Bu arayışta dünyanın en eski medeniyetleri arasında, en önlerde yer alan Türk milleti, hangi yönetim şeklini tercih ederse etsin, onun esaslarını; insan onuruna uygun bir formata çevirmiş, insanın mutluluğunu ve refahını esas alan bir uygulama şekline dönüştürmüştür. Türk milletinden başka devletler; hangi yönetim modeli olursa olsun o modeli, insanlığı köle olarak kullanmaya yönelik uygulamalara dönüştürmüşlerdir.

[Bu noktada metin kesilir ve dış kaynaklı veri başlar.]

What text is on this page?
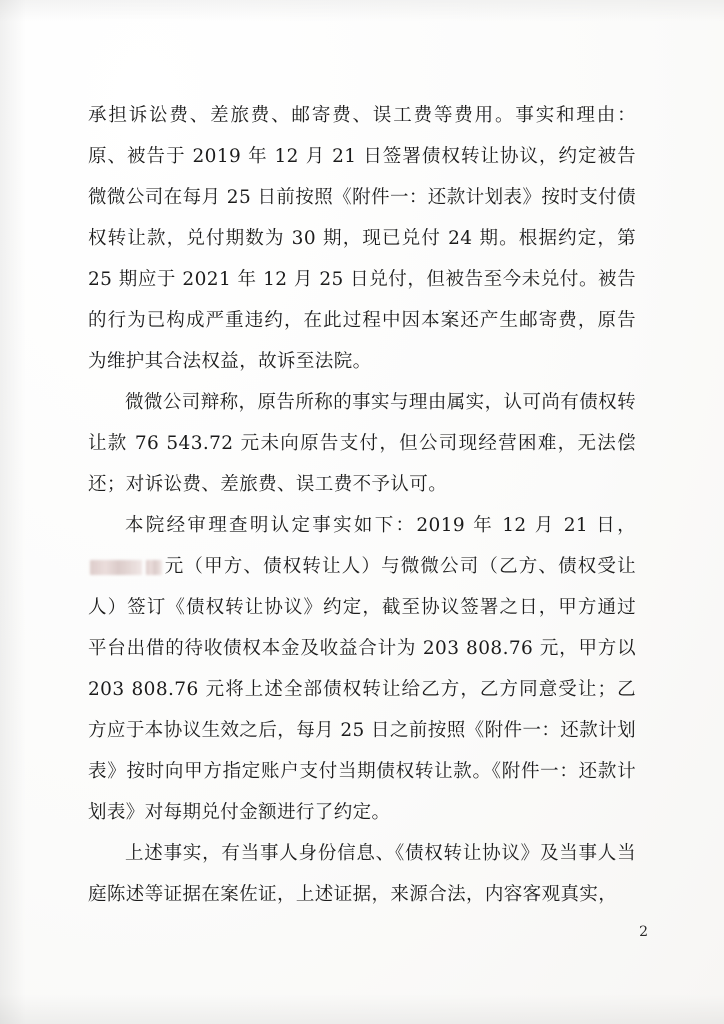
承担诉讼费、差旅费、邮寄费、误工费等费用。事实和理由：原、被告于 2019 年 12 月 21 日签署债权转让协议，约定被告微微公司在每月 25 日前按照《附件一：还款计划表》按时支付债权转让款，兑付期数为 30 期，现已兑付 24 期。根据约定，第 25 期应于 2021 年 12 月 25 日兑付，但被告至今未兑付。被告的行为已构成严重违约，在此过程中因本案还产生邮寄费，原告为维护其合法权益，故诉至法院。

微微公司辩称，原告所称的事实与理由属实，认可尚有债权转让款 76 543.72 元未向原告支付，但公司现经营困难，无法偿还；对诉讼费、差旅费、误工费不予认可。

本院经审理查明认定事实如下：2019 年 12 月 21 日，元（甲方、债权转让人）与微微公司（乙方、债权受让人）签订《债权转让协议》约定，截至协议签署之日，甲方通过平台出借的待收债权本金及收益合计为 203 808.76 元，甲方以 203 808.76 元将上述全部债权转让给乙方，乙方同意受让；乙方应于本协议生效之后，每月 25 日之前按照《附件一：还款计划表》按时向甲方指定账户支付当期债权转让款。《附件一：还款计划表》对每期兑付金额进行了约定。

上述事实，有当事人身份信息、《债权转让协议》及当事人当庭陈述等证据在案佐证，上述证据，来源合法，内容客观真实，

2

1980 li yıllarda Prof. Dr. Haydar Baş hocamızı tanıdığımda, çok ilgimi çeken bir tespiti ile karşılaşmıştım. Diyebilirim ki benim dünya görüşümü temelden değiştiren bir tespittir bu tespit. Arz edeyim efendim;
Yönetim şekilleri, yöneten insanın görüş ve niyetiyle önem kazandığından bahisle, bıçak örneğini vermişti. Bıçak, annelerimizin elinde yemek hazırlayan bir alet, doktorun elinde can kurtarıcı bir alet, katilin elinde can alıcı bir alettir. Buradan anladığımız; bıçak kullanıcının elinde değer kazanarak, kullanıcının niyetini icra eden bir şekil arz etmektedir.
İşte yönetim şekilleri de o yönetimin başında bulunan kişinin niyet ve davranışlarına göre değer kazanmaktadır. İnsanlar farklı uygulamalarla bakın; Halkın egemenliği temeline dayanan yönetim biçimi, demokrasiyi ne hale getirdiler. Hem de yanı başımızda Irakta dökülen kanlar, yapılan zulümler ve işgal, demokrasi adına yapılmıyor mu?

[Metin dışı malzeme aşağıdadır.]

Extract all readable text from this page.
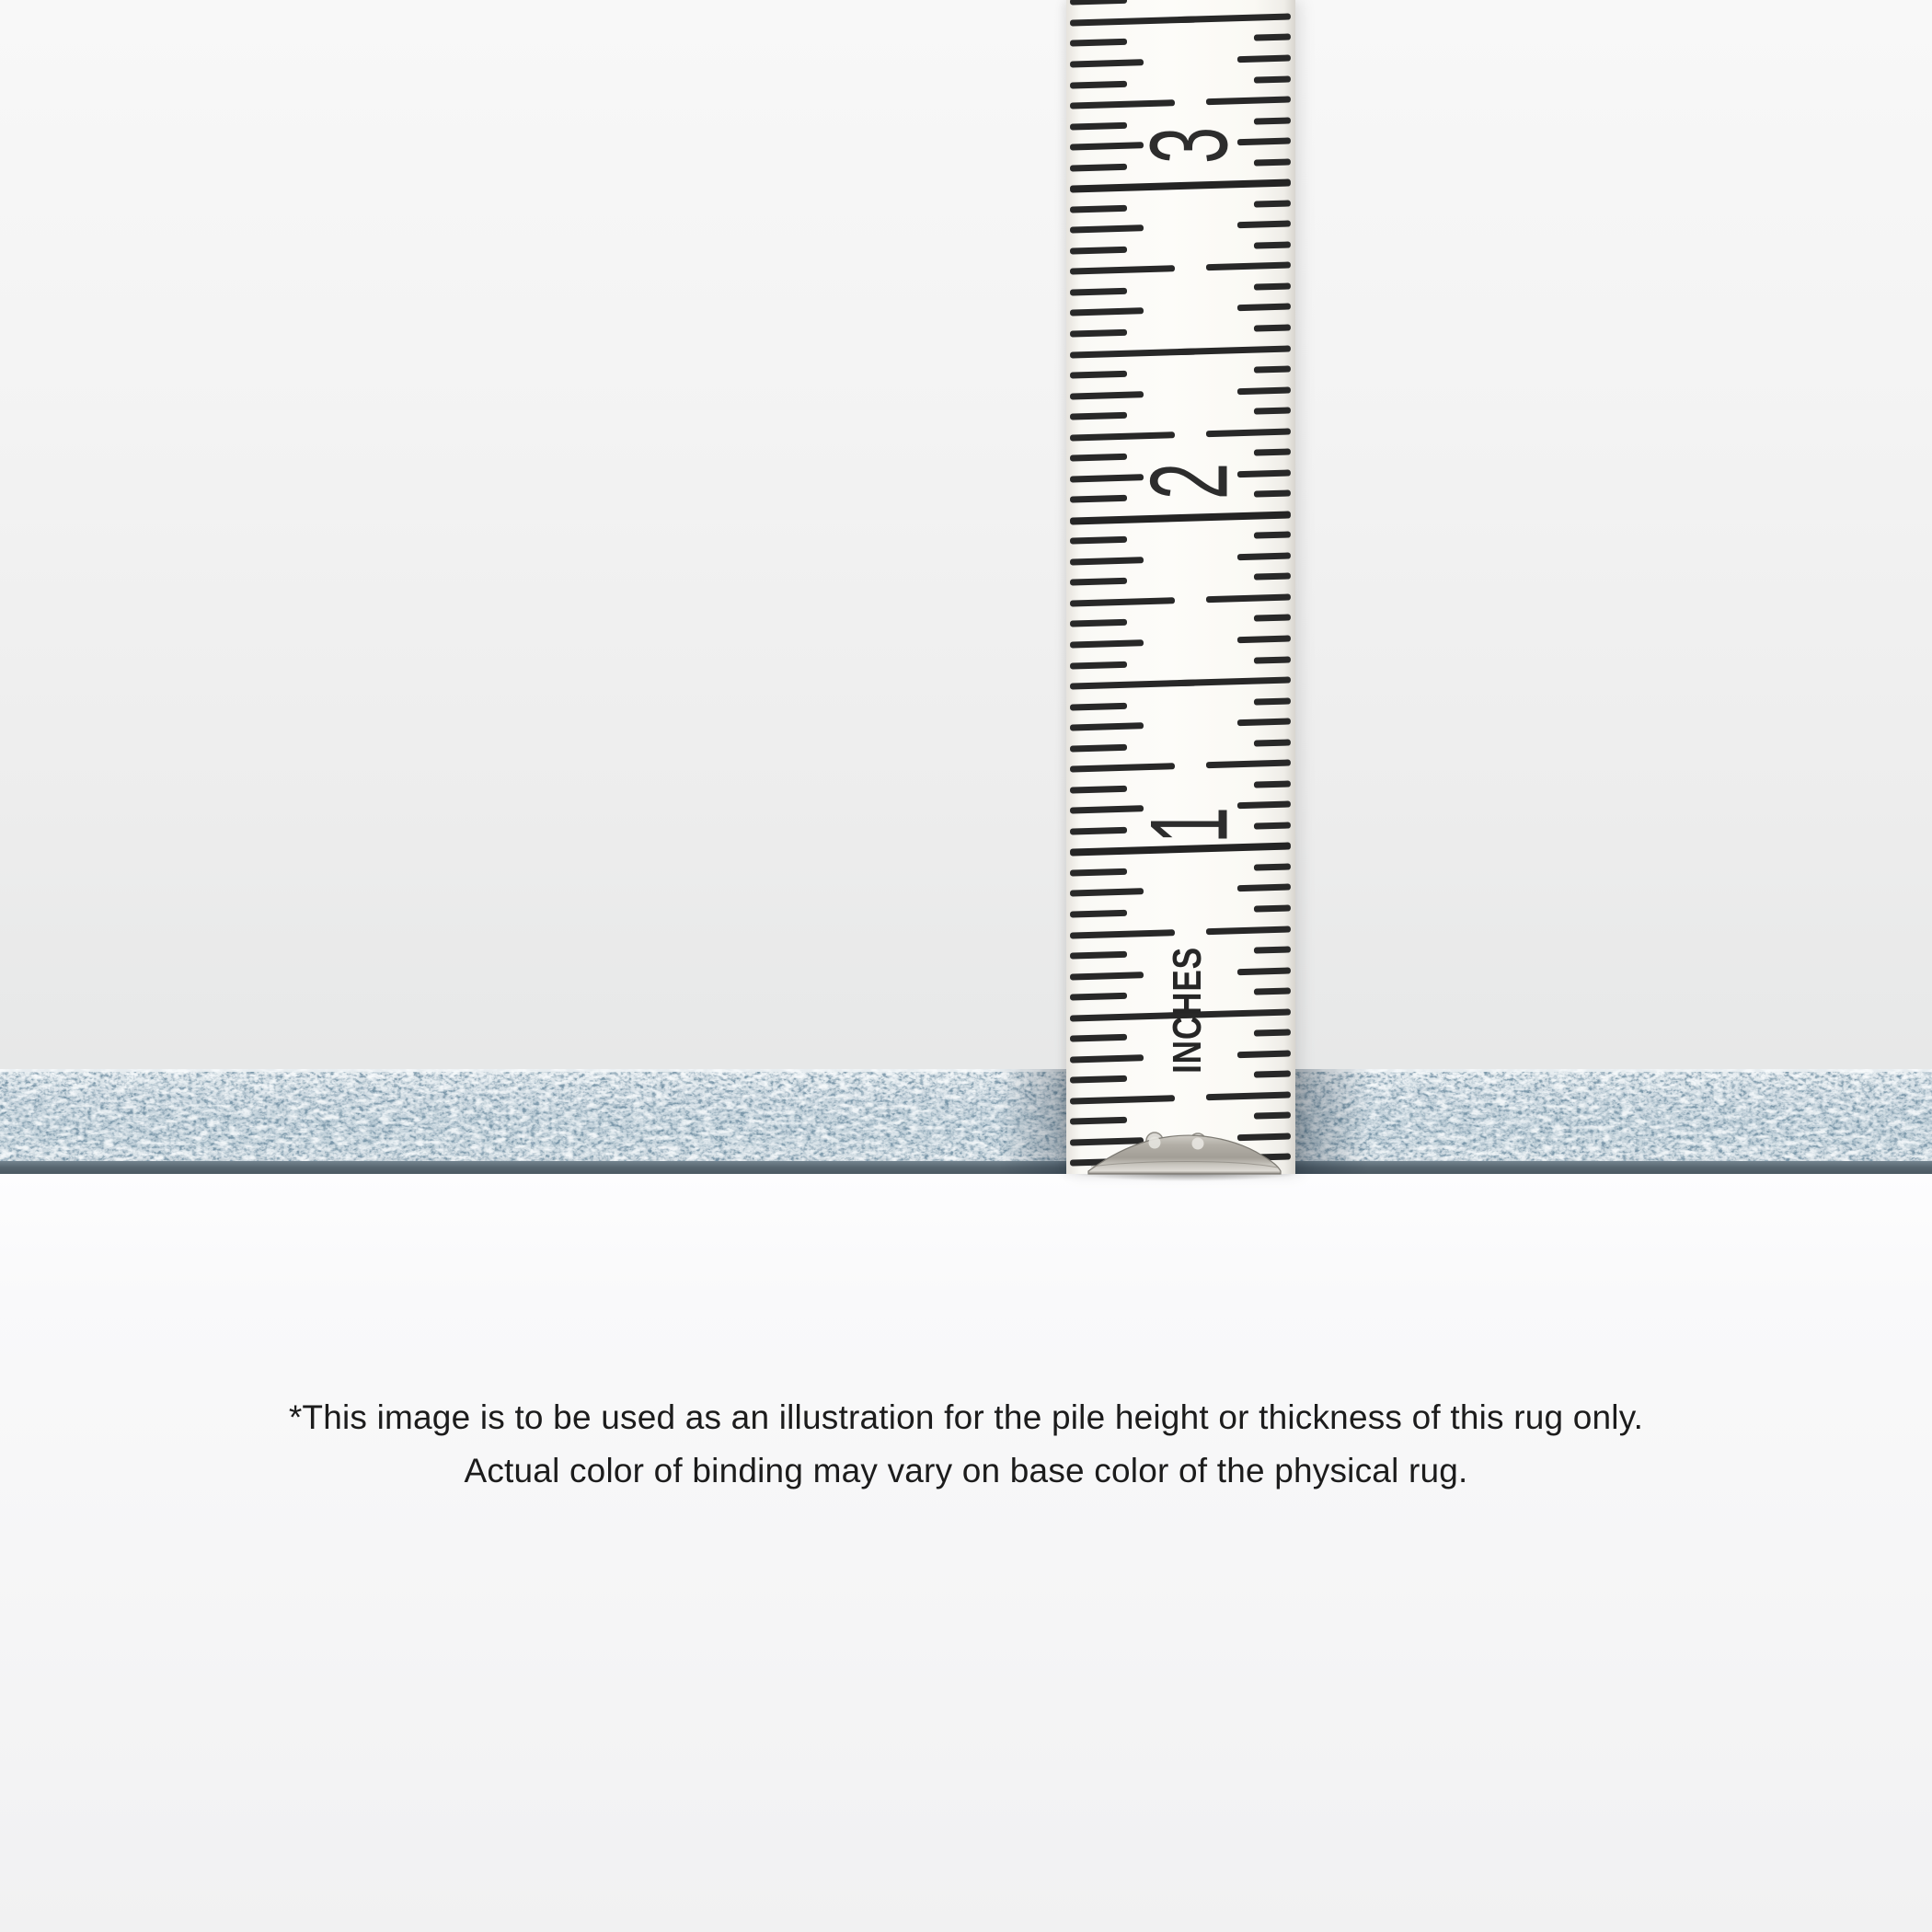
INCHES
1
2
3

*This image is to be used as an illustration for the pile height or thickness of this rug only.

Actual color of binding may vary on base color of the physical rug.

Ben, Prof. Dr. Haydar Baş Beyi tanıdığımdan bu yana ; mesele insan meselesidir, insan meselesini halletmeden hiçbir şeyi halledemezsiniz tespitini ısrarla gündem etmiştir. Yaptığı her hizmette insan unsurunu merkez kabul etmiş, insanın tekamülü için elinden gelen gayreti göstermiştir.

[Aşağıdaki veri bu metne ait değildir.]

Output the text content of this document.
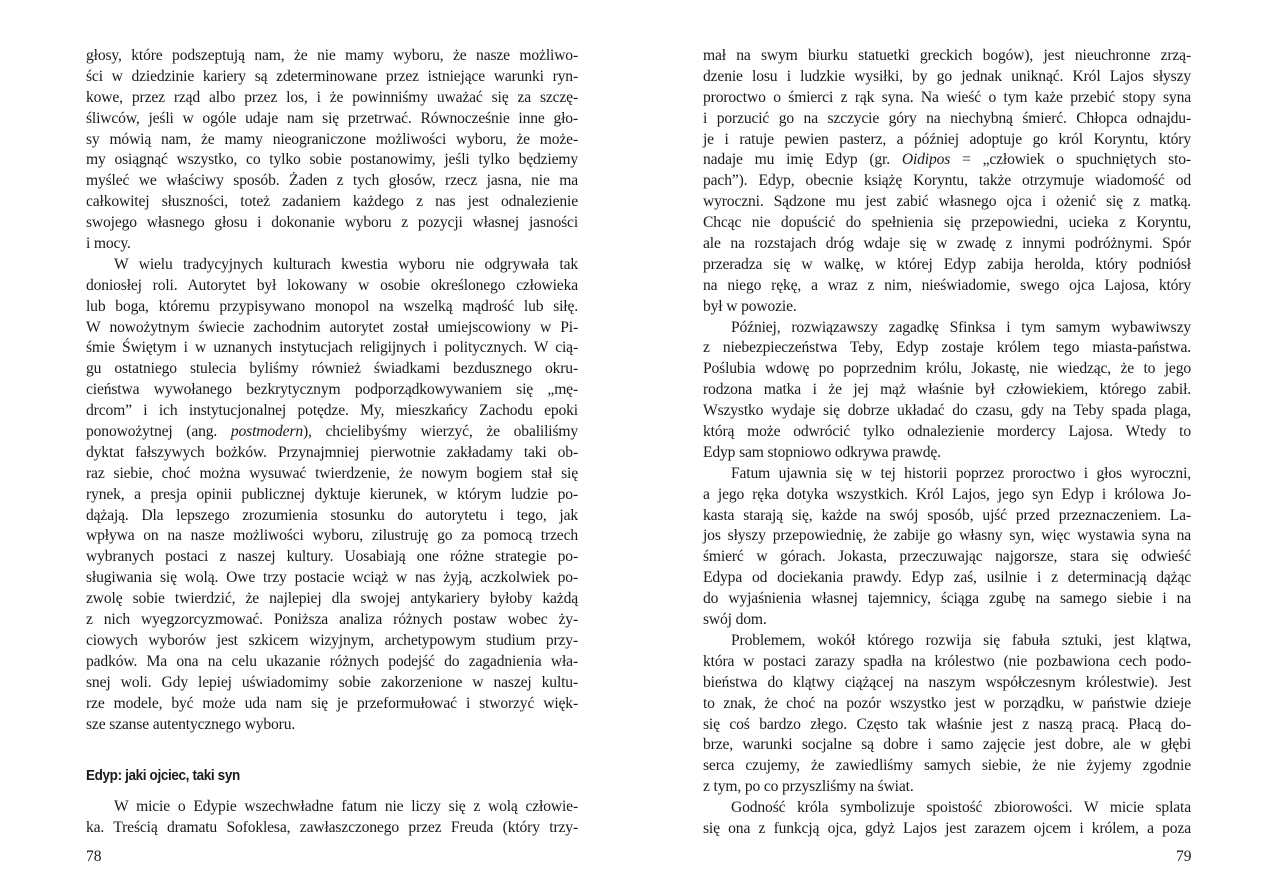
głosy, które podszeptują nam, że nie mamy wyboru, że nasze możliwo-
ści w dziedzinie kariery są zdeterminowane przez istniejące warunki ryn-
kowe, przez rząd albo przez los, i że powinniśmy uważać się za szczę-
śliwców, jeśli w ogóle udaje nam się przetrwać. Równocześnie inne gło-
sy mówią nam, że mamy nieograniczone możliwości wyboru, że może-
my osiągnąć wszystko, co tylko sobie postanowimy, jeśli tylko będziemy
myśleć we właściwy sposób. Żaden z tych głosów, rzecz jasna, nie ma
całkowitej słuszności, toteż zadaniem każdego z nas jest odnalezienie
swojego własnego głosu i dokonanie wyboru z pozycji własnej jasności
i mocy.
W wielu tradycyjnych kulturach kwestia wyboru nie odgrywała tak
doniosłej roli. Autorytet był lokowany w osobie określonego człowieka
lub boga, któremu przypisywano monopol na wszelką mądrość lub siłę.
W nowożytnym świecie zachodnim autorytet został umiejscowiony w Pi-
śmie Świętym i w uznanych instytucjach religijnych i politycznych. W cią-
gu ostatniego stulecia byliśmy również świadkami bezdusznego okru-
cieństwa wywołanego bezkrytycznym podporządkowywaniem się „mę-
drcom” i ich instytucjonalnej potędze. My, mieszkańcy Zachodu epoki
ponowożytnej (ang. postmodern), chcielibyśmy wierzyć, że obaliliśmy
dyktat fałszywych bożków. Przynajmniej pierwotnie zakładamy taki ob-
raz siebie, choć można wysuwać twierdzenie, że nowym bogiem stał się
rynek, a presja opinii publicznej dyktuje kierunek, w którym ludzie po-
dążają. Dla lepszego zrozumienia stosunku do autorytetu i tego, jak
wpływa on na nasze możliwości wyboru, zilustruję go za pomocą trzech
wybranych postaci z naszej kultury. Uosabiają one różne strategie po-
sługiwania się wolą. Owe trzy postacie wciąż w nas żyją, aczkolwiek po-
zwolę sobie twierdzić, że najlepiej dla swojej antykariery byłoby każdą
z nich wyegzorcyzmować. Poniższa analiza różnych postaw wobec ży-
ciowych wyborów jest szkicem wizyjnym, archetypowym studium przy-
padków. Ma ona na celu ukazanie różnych podejść do zagadnienia wła-
snej woli. Gdy lepiej uświadomimy sobie zakorzenione w naszej kultu-
rze modele, być może uda nam się je przeformułować i stworzyć więk-
sze szanse autentycznego wyboru.
Edyp: jaki ojciec, taki syn
W micie o Edypie wszechwładne fatum nie liczy się z wolą człowie-
ka. Treścią dramatu Sofoklesa, zawłaszczonego przez Freuda (który trzy-
78
mał na swym biurku statuetki greckich bogów), jest nieuchronne zrzą-
dzenie losu i ludzkie wysiłki, by go jednak uniknąć. Król Lajos słyszy
proroctwo o śmierci z rąk syna. Na wieść o tym każe przebić stopy syna
i porzucić go na szczycie góry na niechybną śmierć. Chłopca odnajdu-
je i ratuje pewien pasterz, a później adoptuje go król Koryntu, który
nadaje mu imię Edyp (gr. Oidipos = „człowiek o spuchniętych sto-
pach”). Edyp, obecnie książę Koryntu, także otrzymuje wiadomość od
wyroczni. Sądzone mu jest zabić własnego ojca i ożenić się z matką.
Chcąc nie dopuścić do spełnienia się przepowiedni, ucieka z Koryntu,
ale na rozstajach dróg wdaje się w zwadę z innymi podróżnymi. Spór
przeradza się w walkę, w której Edyp zabija herolda, który podniósł
na niego rękę, a wraz z nim, nieświadomie, swego ojca Lajosa, który
był w powozie.
Później, rozwiązawszy zagadkę Sfinksa i tym samym wybawiwszy
z niebezpieczeństwa Teby, Edyp zostaje królem tego miasta-państwa.
Poślubia wdowę po poprzednim królu, Jokastę, nie wiedząc, że to jego
rodzona matka i że jej mąż właśnie był człowiekiem, którego zabił.
Wszystko wydaje się dobrze układać do czasu, gdy na Teby spada plaga,
którą może odwrócić tylko odnalezienie mordercy Lajosa. Wtedy to
Edyp sam stopniowo odkrywa prawdę.
Fatum ujawnia się w tej historii poprzez proroctwo i głos wyroczni,
a jego ręka dotyka wszystkich. Król Lajos, jego syn Edyp i królowa Jo-
kasta starają się, każde na swój sposób, ujść przed przeznaczeniem. La-
jos słyszy przepowiednię, że zabije go własny syn, więc wystawia syna na
śmierć w górach. Jokasta, przeczuwając najgorsze, stara się odwieść
Edypa od dociekania prawdy. Edyp zaś, usilnie i z determinacją dążąc
do wyjaśnienia własnej tajemnicy, ściąga zgubę na samego siebie i na
swój dom.
Problemem, wokół którego rozwija się fabuła sztuki, jest klątwa,
która w postaci zarazy spadła na królestwo (nie pozbawiona cech podo-
bieństwa do klątwy ciążącej na naszym współczesnym królestwie). Jest
to znak, że choć na pozór wszystko jest w porządku, w państwie dzieje
się coś bardzo złego. Często tak właśnie jest z naszą pracą. Płacą do-
brze, warunki socjalne są dobre i samo zajęcie jest dobre, ale w głębi
serca czujemy, że zawiedliśmy samych siebie, że nie żyjemy zgodnie
z tym, po co przyszliśmy na świat.
Godność króla symbolizuje spoistość zbiorowości. W micie splata
się ona z funkcją ojca, gdyż Lajos jest zarazem ojcem i królem, a poza
79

İnsan ihmal edile edile, bugün gelinen nokta; insanlar yönetimden, yönetim insandan şikayet eder olmuş, huzursuzluğun hakim olduğu acayip bir hal oluşmuştur. Bir yönetim krizi söz konusudur. Yukarıda bahsettiğimiz bıçak meselesinde olduğu gibi bu da yönetenlerden kaynaklanmaktadır.
Çünkü; insana göre yönetim değil, yönetime göre insan tarzından yola çıkılmış, böylece insan merkezin dışına çıkartılmıştır. Netice olarak millet devletinden, devlet milletinden bizar bir hale gelmiştir.
Aziz Türk milleti, içinde bulunduğu en olumsuz şartları tekrar lehine çevirmesini bilmiştir. Millet devletine sahip çıkacak, devlette milletine sahip çıkarak ona hizmet edecektir. Böylece özlenen başarılar elde edilecektir. Özlenen başarının ve huzur ortamının oluşması için yapılması gereken; devletin bütün kurallarını, merkezinde insanın bulunduğu bir hale dönüştürmesi; dolayısıyla sosyal devlet, milli devlet anlayışının hakim kılınmasıyla gerçekleşecektir.